Anche il cambio, a quattro marce, è quello, a rapporti ravvicinati, della Lotus Elan e vengono modificate anche le sospensioni montando, al ponte rigido posteriore, molle elicoidali al posto delle balestre semiellittiche.

Omologata in Gruppo 2 a pochi mesi dal debutto si dimostra subito una rivale pericolosa per tutti: al primo traguardo si presenta dietro due Ford Galaxie 7.000 cc ma davanti alle Jaguar MK2 3.8.
Dopo di ciò divenne familiare l'immagine delle Cortina Lotus in uscita di curva, spesso davanti a tutti, con la ruota anteriore interna sollevata da terra, al suo volante c'erano spesso campioni del calibro di Jim Clark, Graham Hill, Jackie Stewart mentre il suo più assiduo interprete fu Sir John Whitmore con il suo esemplare rosso a bande oro (normalmente sono bianche con bande verdi).
Meno eclatanti le prestazioni nei rally a causa di un'affidabilità non ottimale in condizioni così severe: risultati più che dignitosi ma niente a che vedere con le prestazioni della Escort Twin Cam: la sua discendente.

Dopo un moderato 'face lifting' nel 1964 e l'adozione di un più morbido cambio Ford nel 1965, la Lotus Cortina, stradale e da corsa, diventa MK II nel 1967 ed è, totalmente, un'altra macchina: più voluminosa e meno leggera viene costruita non più dalla Lotus ma in casa della Ford, a Dagenham, accanto alla linea dedicata alla meno aggressiva Cortina GT.
Anche l'allestimento della carrozzeria diventa simile a quello della GT: la gamma colori si amplia, le bande laterali, pur oggi onnipresenti, diventano un optional e le differenze si concentrano nella calandra, che diventa nera, nelle ruote a canale allargato e negli stemmi Lotus sui parafanghi posteriori ed accanto alla targa.

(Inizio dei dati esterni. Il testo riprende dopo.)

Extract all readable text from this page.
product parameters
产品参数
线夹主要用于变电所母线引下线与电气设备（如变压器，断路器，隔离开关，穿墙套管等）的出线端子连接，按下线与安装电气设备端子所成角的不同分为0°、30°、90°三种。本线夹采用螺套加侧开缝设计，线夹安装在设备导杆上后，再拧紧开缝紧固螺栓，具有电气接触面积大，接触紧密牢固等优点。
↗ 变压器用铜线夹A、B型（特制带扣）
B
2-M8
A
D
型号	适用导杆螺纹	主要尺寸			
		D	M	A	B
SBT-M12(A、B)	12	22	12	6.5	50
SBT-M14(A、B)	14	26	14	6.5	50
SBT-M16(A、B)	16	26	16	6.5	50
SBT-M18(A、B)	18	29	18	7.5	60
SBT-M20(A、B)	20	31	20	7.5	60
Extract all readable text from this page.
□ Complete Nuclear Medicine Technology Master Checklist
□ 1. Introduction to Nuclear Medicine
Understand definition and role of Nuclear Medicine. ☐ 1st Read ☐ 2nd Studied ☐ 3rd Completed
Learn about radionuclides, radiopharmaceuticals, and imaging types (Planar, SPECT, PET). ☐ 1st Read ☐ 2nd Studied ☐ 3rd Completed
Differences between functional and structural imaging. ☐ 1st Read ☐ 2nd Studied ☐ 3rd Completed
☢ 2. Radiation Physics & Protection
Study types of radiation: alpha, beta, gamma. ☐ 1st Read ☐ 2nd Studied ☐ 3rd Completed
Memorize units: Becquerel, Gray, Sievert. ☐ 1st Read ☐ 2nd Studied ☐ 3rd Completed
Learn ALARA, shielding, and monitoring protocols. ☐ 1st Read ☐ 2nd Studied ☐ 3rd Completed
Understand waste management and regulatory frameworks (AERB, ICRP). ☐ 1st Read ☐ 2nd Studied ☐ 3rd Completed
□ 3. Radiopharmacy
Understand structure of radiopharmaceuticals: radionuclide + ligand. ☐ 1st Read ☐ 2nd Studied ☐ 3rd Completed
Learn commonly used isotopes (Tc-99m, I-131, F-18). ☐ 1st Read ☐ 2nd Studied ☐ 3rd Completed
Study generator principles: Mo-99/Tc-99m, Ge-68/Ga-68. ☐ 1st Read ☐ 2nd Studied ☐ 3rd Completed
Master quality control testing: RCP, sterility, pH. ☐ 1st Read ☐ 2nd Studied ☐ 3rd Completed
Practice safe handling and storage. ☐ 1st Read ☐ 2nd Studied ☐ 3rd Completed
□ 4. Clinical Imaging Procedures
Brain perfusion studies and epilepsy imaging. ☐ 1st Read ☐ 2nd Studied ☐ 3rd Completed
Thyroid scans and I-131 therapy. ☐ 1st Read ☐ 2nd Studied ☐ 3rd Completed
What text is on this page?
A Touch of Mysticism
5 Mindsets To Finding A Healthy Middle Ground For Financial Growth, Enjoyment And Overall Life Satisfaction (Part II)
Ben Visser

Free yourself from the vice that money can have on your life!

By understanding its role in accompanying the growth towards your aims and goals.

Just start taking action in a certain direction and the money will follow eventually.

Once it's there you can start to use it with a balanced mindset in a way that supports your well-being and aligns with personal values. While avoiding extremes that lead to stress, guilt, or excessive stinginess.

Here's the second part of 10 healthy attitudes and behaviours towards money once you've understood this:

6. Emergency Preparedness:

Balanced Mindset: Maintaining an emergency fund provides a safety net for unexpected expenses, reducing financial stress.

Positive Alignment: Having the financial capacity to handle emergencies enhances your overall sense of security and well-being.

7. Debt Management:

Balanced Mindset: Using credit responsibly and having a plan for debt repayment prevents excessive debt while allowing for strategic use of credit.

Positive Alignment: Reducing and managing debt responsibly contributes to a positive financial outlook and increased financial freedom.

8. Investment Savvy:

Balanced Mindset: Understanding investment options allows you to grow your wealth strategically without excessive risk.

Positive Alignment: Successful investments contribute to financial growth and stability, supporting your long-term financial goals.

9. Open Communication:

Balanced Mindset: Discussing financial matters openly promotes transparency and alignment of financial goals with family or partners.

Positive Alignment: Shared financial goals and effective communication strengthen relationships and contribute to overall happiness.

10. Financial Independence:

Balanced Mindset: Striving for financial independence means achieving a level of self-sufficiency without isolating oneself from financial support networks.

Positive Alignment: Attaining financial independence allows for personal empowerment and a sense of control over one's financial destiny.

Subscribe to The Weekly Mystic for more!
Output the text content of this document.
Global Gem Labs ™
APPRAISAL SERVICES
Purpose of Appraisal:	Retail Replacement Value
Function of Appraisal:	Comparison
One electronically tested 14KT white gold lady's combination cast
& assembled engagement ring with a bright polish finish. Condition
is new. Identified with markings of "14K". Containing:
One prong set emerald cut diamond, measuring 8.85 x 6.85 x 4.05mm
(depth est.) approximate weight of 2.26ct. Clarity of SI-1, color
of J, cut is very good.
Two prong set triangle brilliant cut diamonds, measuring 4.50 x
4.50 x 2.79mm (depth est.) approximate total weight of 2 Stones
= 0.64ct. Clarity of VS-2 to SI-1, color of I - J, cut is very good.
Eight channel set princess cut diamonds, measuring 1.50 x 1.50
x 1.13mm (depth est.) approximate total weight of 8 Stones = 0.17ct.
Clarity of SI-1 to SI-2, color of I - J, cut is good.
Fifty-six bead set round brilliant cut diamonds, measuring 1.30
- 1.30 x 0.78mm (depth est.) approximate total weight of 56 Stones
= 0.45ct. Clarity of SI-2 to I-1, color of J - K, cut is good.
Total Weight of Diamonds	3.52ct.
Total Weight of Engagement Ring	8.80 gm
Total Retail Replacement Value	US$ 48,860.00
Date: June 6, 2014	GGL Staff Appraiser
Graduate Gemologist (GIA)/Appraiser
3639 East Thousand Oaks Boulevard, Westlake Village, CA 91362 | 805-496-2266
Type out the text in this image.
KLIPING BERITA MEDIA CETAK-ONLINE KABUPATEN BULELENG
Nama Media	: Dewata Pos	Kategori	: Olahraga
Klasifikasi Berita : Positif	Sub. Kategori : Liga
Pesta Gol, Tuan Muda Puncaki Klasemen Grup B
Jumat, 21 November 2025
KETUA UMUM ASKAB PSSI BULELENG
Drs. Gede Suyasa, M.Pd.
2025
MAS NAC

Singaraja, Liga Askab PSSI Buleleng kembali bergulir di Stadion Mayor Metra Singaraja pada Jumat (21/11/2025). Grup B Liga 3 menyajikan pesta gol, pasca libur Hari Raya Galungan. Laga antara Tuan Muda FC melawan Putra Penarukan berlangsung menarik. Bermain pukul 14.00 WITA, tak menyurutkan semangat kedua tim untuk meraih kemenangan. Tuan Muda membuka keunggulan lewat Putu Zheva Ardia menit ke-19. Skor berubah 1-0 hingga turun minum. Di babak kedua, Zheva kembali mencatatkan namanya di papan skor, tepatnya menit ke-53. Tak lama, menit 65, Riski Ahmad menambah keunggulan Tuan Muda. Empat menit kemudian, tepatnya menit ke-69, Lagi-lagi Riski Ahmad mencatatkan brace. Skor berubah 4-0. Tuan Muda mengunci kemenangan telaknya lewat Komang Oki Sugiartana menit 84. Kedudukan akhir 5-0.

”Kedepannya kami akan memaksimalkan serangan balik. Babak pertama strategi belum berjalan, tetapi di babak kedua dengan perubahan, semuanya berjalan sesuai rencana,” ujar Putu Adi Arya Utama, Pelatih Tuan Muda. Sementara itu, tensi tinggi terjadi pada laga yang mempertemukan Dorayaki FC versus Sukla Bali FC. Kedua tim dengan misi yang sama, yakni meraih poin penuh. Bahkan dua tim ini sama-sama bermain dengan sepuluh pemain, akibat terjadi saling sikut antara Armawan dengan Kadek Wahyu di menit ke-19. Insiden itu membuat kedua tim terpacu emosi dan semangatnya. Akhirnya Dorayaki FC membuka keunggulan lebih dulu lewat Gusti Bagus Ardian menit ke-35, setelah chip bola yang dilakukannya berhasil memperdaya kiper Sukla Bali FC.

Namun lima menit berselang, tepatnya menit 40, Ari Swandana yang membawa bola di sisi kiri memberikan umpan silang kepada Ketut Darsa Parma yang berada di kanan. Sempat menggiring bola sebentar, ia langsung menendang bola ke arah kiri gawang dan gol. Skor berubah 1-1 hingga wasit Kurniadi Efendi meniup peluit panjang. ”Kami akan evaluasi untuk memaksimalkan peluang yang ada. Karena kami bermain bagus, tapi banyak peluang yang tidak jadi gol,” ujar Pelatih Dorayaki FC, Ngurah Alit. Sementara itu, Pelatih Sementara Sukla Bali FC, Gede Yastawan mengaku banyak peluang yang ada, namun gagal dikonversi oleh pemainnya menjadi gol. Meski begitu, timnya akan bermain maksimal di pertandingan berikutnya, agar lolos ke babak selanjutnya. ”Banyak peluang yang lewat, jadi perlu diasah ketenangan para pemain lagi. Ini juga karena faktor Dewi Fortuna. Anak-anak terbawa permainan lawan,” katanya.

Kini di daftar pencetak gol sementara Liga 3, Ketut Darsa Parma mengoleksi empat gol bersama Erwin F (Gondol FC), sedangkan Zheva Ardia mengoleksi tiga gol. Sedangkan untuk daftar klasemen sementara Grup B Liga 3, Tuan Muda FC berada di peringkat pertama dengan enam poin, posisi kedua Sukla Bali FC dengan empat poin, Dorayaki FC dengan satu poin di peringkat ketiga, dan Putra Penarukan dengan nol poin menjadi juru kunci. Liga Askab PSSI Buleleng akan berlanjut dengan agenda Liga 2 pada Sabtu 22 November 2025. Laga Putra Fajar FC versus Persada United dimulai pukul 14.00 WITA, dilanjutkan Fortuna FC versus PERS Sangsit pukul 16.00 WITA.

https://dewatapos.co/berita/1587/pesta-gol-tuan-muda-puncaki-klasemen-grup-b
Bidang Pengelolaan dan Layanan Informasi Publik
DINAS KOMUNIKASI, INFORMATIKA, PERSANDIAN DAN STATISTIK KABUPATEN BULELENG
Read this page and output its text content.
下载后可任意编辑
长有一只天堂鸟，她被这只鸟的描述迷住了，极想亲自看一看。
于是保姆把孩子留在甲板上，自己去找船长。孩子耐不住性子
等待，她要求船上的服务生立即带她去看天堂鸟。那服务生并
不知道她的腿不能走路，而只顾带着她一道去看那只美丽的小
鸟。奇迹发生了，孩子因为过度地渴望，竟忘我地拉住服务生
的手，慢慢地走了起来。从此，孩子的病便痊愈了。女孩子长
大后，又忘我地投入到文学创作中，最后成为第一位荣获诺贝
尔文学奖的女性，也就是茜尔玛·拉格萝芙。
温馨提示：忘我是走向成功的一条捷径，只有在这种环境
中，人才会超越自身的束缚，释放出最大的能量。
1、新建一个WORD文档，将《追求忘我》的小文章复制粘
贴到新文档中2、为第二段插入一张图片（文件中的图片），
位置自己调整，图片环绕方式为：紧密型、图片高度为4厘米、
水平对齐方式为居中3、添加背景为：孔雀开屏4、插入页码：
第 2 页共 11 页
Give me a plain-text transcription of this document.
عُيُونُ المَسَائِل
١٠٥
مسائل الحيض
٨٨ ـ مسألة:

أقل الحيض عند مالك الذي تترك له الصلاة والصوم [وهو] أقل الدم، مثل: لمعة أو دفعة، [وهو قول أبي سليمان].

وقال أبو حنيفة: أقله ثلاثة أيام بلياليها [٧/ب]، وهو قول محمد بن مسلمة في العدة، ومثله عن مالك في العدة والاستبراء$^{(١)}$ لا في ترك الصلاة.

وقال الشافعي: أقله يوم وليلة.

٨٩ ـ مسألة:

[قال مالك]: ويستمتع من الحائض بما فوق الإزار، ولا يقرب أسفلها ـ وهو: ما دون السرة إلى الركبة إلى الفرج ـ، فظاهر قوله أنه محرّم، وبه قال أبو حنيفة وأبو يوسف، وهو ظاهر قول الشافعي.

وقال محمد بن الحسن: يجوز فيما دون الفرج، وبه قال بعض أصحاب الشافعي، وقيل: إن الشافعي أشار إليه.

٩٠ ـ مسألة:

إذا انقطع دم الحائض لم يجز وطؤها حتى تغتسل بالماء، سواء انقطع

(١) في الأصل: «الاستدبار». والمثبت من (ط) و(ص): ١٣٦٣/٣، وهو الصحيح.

Internamente una bellissima batteria di strumenti secondari a centro plancia, condivisa con la GT, sottolinea il carattere sportivo della vettura; mantenuto invariato grazie a tre provvidenziali cavalli aggiuntivi sviluppati dal motore che riescono a compensare l'aggravio di peso della nuova scocca.

Forse, tutto sommato, la MK II, rimasta in produzione fino al 1970, è addirittura una macchina più valida della MK I ma il fascino, quello no: rimane prerogativa della seconda come anche i risultati sportivi, nemmeno lontanamente paragonabili; e le valutazioni rispecchiano fedelmente tale stato di cose: 45.000 Euro per la MK I; 22.000 per la MK II.
Ancora due ottimi acquisti ma, mai come in questo caso: occhio ai falsi!